Ответ не заставил себя ждать:
– Управляющий вас ожидает.
– Принесите мне мой пакет, – Ребман подал официанту номерок из гардероба.
– Сию секунду!
И началась торговля. Завидев такой прекрасный товар, управляющий от удивления широко раскрыл не только глаза, но и рот. Ведь он лучше Ребмана знал толк таким сигарам:
– Позвольте узнать адрес поставщика?
Ребман видит, что теперь все в его руках, – до сих пор он не был в этом вполне уверен, – и размышляет. Собственно говоря, он собирался запросить цену, соответствующую реальной стоимости товара, при этом он совершил бы хорошую сделку и остался бы доволен собой. На всякий случай он дал понять, что сигар мало и они быстро расходятся. Но, заметив особый блеск в глазах управляющего, подумал: «Вот она, дойная корова! И с ее обильного молока я желаю снять свои сливки, до других мне теперь и дела нет!» Он, не краснея, называет цену, накинув для себя по два рубля со штуки, объясняя это тем, что поставщику нужно посулить больше, чем тот может взять с «Яра», иначе интереса не будет.
К его большому удивлению, управляющий согласен на все:
– Сколько коробок я смогу получить?
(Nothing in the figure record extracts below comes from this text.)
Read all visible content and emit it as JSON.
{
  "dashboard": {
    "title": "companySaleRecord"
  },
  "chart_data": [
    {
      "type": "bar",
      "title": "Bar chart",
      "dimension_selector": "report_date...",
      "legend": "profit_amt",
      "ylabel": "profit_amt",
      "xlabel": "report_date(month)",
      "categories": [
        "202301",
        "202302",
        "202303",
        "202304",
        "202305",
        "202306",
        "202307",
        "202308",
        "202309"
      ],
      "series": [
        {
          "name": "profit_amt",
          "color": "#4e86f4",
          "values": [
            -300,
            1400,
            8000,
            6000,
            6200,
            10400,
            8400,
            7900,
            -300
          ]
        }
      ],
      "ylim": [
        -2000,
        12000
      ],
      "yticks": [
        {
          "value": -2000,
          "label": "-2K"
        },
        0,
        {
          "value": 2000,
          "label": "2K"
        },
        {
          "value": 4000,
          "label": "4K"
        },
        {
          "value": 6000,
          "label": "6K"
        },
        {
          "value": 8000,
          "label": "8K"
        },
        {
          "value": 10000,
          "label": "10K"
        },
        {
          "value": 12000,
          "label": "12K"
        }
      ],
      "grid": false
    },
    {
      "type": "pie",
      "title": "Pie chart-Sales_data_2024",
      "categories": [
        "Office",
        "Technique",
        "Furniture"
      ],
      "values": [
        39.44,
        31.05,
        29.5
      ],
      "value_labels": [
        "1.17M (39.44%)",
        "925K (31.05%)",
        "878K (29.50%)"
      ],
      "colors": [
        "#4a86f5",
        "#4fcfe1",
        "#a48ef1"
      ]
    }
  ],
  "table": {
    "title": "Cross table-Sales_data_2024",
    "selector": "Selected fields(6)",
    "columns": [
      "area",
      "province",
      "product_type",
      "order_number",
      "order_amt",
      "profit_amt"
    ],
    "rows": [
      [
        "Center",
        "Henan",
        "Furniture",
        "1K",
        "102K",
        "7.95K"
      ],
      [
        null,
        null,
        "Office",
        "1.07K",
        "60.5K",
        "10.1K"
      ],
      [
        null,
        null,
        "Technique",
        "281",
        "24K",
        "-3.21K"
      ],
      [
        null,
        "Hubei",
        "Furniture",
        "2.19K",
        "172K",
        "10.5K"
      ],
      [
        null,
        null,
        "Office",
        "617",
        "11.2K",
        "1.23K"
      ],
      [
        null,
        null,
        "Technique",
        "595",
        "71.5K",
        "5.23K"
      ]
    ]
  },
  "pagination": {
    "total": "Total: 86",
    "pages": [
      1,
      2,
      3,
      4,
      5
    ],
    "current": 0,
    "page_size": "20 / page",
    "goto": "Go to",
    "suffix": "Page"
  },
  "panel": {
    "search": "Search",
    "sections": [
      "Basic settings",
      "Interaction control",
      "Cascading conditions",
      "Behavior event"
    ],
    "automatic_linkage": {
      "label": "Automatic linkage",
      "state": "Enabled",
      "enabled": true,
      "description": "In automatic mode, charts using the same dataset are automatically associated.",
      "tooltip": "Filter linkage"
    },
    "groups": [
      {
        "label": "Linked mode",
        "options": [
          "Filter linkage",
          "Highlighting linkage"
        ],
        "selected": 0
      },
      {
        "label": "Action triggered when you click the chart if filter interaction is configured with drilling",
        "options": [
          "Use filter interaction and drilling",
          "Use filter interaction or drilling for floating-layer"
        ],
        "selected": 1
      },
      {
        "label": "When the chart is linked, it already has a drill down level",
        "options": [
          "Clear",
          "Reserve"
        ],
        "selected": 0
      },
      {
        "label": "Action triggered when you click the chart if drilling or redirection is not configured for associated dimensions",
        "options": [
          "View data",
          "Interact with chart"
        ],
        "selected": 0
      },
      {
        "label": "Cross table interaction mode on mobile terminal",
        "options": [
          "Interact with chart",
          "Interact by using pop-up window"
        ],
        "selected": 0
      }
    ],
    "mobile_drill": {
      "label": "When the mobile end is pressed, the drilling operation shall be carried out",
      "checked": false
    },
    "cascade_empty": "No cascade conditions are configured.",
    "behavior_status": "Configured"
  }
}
Где можно забрать товар?
– Для начала предлагаю пятьсот штук. Но забрать товар вы не сможете, мне его уступают только на том основании, что поставка предназначена для моих соотечественников. Я ведь тоже…
– Так я и думал! – смеется управляющий. – Только среди американцев встречаются такие отличные предприниматели!
– И я выступаю посредником между вами, – продолжает Ребман, не поддаваясь на уловку, – только для того, чтобы сделать приятное своим землякам. Если вас устраивает цена, я принесу товар завтра или послезавтра в течение дня.
– Лучше завтра, чем послезавтра, а еще лучше сегодня, чем завтра, – ответил управляющий.
– Я готов, – расслабившись, усмехается Ребман, не понимая того, что управляющий и по такой цене получает сигары почти даром, потому что русские деньги, которыми он за них рассчитывается, уже почти не имеют никакой ценности.
Вернувшись домой, Ребман сосчитал, что за сегодняшний день заработал дополнительно тысячу рублей. «Хорошая осень, – потирает руки он, – это достойная компенсация за два с половиной месяца лишений!»
Затем он переоделся и пошел в клуб. Это теперь единственное место, где он себя чувствует хотя бы наполовину дома. У пастора он хотя и бывает, но там все не так, как в старые добрые времена. Нина Федоровна ему уже больше не мать, которой он все доверял. Он теперь никому ничего не рассказывает, а если спрашивают, чем занимается и есть ли у него заработок, только отмахивается: мол, как-нибудь выкручусь! Ни в театр, ни в кино он с ними вместе больше не ходит. И вообще если выходит, то только с Михаилом Ильичом.